長い髪の思い出 たかどの ほうこ
小さいころ、私は、可憐で清楚な少女の姿に、たいへんあこがれていた。そしてその像に近づくためには、まず、髪を長くしなければならないと考えた。まるっとした刈りあげおかっぱでは、どうも具合が悪いと思えたのだ。ところが、子どもの髪の毛を、優雅に櫛削る趣味も暇もない母親は、「短い方がモダンだよ!」という巧みな言い方でもって、伸ばすことに反対した。だから、長い髪をしばったり編んだりダンゴにしたり、いろいろしてもらってる子どもが、とてもうらやましかったのだ。だが、そのころの私は「いいなあ、○○ちゃん」と言えるような素直さを、持ち合わせていなかった。かといって「短い方がモダンだよ」とは、思っていないから言いたくない。そこで私は、「こんどあたしが、どれくらいのばすかしってる? すごくのばすんだよ!」
とうそぶき、相手をハッとさせて喜んでいた。

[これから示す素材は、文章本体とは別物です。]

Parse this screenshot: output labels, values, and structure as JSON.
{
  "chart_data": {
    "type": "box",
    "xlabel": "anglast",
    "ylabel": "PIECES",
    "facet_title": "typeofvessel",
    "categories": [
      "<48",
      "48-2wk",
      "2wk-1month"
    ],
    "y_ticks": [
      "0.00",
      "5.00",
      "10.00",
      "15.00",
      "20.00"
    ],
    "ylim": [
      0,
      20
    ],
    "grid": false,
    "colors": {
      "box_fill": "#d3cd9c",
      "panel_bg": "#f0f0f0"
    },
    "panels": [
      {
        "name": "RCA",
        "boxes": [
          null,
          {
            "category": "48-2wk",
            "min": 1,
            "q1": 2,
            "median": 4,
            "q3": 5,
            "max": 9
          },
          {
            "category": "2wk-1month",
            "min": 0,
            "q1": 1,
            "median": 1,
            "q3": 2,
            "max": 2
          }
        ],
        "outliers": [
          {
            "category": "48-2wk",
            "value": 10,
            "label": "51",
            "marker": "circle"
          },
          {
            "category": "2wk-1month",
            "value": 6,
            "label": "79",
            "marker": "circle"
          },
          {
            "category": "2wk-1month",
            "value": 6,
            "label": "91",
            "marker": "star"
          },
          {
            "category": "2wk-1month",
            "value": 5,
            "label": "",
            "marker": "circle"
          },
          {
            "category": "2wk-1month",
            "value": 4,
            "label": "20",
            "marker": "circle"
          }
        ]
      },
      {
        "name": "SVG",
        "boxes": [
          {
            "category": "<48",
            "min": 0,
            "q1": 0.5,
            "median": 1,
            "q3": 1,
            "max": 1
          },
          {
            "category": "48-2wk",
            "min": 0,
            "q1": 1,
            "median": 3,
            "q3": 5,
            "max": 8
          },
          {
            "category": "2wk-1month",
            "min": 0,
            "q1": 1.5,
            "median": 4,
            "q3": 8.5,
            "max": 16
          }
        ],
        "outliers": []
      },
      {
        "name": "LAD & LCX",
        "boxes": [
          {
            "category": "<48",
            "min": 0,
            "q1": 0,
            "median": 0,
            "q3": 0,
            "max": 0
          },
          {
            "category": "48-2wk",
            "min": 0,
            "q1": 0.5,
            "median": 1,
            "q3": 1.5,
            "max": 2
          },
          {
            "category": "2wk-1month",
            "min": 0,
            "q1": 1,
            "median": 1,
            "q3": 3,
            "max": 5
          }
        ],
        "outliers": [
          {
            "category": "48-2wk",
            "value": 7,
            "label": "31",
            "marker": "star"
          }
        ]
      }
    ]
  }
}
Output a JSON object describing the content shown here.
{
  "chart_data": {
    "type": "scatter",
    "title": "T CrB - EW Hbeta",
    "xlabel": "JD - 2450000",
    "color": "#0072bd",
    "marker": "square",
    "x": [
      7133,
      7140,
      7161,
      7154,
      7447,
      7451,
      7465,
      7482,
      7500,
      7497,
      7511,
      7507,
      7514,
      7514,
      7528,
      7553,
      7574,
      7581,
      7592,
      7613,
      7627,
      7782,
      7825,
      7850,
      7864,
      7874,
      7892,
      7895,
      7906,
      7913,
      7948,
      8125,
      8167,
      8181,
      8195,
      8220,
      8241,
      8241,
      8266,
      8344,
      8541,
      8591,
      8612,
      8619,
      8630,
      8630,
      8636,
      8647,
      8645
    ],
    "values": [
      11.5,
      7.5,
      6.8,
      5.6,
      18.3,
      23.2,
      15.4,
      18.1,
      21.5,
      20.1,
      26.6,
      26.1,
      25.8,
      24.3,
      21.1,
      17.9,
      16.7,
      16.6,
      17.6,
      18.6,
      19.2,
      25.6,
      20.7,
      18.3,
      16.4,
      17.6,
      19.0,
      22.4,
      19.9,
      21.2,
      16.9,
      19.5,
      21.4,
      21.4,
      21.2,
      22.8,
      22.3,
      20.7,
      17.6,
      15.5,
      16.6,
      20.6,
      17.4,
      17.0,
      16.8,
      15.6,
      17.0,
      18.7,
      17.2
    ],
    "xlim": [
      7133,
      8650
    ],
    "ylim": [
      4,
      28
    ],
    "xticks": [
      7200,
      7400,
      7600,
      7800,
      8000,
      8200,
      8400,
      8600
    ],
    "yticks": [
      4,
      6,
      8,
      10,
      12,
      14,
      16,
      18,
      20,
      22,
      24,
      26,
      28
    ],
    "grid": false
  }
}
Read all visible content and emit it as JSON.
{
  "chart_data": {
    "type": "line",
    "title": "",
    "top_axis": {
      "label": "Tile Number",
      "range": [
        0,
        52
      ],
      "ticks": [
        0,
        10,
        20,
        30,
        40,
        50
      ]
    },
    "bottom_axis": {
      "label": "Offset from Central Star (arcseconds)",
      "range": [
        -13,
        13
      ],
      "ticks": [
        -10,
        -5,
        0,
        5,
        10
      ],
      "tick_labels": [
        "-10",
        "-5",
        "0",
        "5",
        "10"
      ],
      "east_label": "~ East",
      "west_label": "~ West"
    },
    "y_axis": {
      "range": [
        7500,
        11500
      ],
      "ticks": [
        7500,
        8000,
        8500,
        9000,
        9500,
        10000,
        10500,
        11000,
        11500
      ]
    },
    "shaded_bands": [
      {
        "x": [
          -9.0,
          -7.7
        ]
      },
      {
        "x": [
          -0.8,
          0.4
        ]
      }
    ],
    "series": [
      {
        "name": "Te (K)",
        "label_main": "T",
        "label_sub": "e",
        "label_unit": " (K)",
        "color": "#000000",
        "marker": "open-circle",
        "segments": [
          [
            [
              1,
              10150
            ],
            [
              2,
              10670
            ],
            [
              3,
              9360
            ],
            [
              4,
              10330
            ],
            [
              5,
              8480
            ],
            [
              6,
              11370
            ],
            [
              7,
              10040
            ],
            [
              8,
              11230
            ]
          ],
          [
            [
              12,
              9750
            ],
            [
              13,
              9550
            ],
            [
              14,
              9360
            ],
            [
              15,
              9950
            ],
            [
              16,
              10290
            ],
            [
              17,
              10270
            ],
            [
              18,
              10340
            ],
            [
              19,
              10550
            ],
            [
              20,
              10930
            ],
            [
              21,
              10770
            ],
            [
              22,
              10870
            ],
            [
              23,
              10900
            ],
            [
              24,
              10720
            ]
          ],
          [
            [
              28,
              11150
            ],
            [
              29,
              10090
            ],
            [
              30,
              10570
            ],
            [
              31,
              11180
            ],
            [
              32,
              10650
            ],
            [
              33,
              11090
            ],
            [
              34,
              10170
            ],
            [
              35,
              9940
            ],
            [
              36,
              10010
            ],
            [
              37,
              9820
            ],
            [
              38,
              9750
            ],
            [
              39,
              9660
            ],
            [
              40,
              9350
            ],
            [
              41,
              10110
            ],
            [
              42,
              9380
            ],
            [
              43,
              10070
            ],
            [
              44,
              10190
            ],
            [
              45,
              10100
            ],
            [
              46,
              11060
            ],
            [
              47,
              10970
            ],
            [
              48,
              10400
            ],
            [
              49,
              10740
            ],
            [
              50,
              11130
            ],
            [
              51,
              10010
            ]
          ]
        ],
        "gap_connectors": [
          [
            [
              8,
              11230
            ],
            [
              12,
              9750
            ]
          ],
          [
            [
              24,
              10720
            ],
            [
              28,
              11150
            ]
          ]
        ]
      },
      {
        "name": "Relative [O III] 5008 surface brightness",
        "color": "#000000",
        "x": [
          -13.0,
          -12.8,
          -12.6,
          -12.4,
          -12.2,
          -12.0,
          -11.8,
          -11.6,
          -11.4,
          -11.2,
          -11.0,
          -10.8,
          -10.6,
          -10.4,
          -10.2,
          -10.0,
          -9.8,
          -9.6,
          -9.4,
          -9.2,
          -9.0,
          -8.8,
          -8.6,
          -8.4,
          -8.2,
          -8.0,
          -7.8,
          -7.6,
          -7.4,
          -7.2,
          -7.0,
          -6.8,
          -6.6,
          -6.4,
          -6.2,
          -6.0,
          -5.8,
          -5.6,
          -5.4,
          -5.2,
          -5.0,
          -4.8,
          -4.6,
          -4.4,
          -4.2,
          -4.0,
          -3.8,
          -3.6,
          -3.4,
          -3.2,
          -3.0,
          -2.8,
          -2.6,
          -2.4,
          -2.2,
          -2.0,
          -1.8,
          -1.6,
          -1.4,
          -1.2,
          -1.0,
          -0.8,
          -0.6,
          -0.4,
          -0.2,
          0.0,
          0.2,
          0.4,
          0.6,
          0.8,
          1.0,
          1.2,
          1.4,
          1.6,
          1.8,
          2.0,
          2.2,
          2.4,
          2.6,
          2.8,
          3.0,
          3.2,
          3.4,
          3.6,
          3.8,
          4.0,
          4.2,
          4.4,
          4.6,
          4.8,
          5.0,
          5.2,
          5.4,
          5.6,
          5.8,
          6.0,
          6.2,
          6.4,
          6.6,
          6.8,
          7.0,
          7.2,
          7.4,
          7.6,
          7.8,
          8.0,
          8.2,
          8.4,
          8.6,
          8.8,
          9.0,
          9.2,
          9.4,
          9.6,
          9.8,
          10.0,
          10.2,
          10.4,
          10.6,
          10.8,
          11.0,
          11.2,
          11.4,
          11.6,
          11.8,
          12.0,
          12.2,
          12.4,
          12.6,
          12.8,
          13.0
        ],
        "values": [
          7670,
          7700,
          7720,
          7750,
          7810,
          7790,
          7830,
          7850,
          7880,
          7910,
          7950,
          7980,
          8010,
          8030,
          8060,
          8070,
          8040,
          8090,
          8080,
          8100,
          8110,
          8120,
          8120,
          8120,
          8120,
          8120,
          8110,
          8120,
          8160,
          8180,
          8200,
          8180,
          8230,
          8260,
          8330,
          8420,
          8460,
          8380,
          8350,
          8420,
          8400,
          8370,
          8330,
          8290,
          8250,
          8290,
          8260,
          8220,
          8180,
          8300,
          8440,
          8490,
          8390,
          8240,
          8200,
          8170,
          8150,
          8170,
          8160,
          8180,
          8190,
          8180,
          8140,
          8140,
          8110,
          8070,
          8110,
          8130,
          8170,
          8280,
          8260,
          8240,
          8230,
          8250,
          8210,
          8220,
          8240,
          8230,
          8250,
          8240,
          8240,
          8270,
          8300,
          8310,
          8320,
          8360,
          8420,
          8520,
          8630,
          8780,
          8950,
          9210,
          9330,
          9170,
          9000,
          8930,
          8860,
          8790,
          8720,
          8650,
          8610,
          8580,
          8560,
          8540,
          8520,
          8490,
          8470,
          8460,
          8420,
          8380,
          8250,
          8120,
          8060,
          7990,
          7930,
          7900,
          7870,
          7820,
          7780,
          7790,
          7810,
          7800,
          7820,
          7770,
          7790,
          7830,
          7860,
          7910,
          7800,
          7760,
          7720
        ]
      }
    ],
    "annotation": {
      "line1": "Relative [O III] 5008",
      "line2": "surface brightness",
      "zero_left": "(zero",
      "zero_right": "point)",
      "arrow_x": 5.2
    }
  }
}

でも、ちょっとやそっとの長さでは、鼻でフフンと言われるだけだ。ここはひとつ、思いきってぐんとがんばって、ダメ押しをすることだ。私は、「どうだ!」というほどの長さを、えいっと示して安心した。考えてみれば、可憐で清楚な少女の像と、髪の毛で魚をつったり牛をひっつかまえたりするような行為は、どうも結びつかないのだ。でも、それはそれ、これはこれというものだ。
そのころのことを思い出し、この絵本を作ってみた。友だちとのやり取りの中で答えに窮しては、その度に何かいいことを思いついて切りぬける。そのうちに、思いつくという行為自体をひとつの遊びとして、楽しんだものだ。
さて、その髪だが、五歳の終わりごろ、ついに母を説得して、伸ばし始めた。今なら、たちまち伸びるのに、何故かそのころは、さっぱり伸びないのだった。待てども待てども、理想の少女のようにはならない。そのかわり、だんだん金太郎に似てくるのだ。がっかりして、切ってしまった。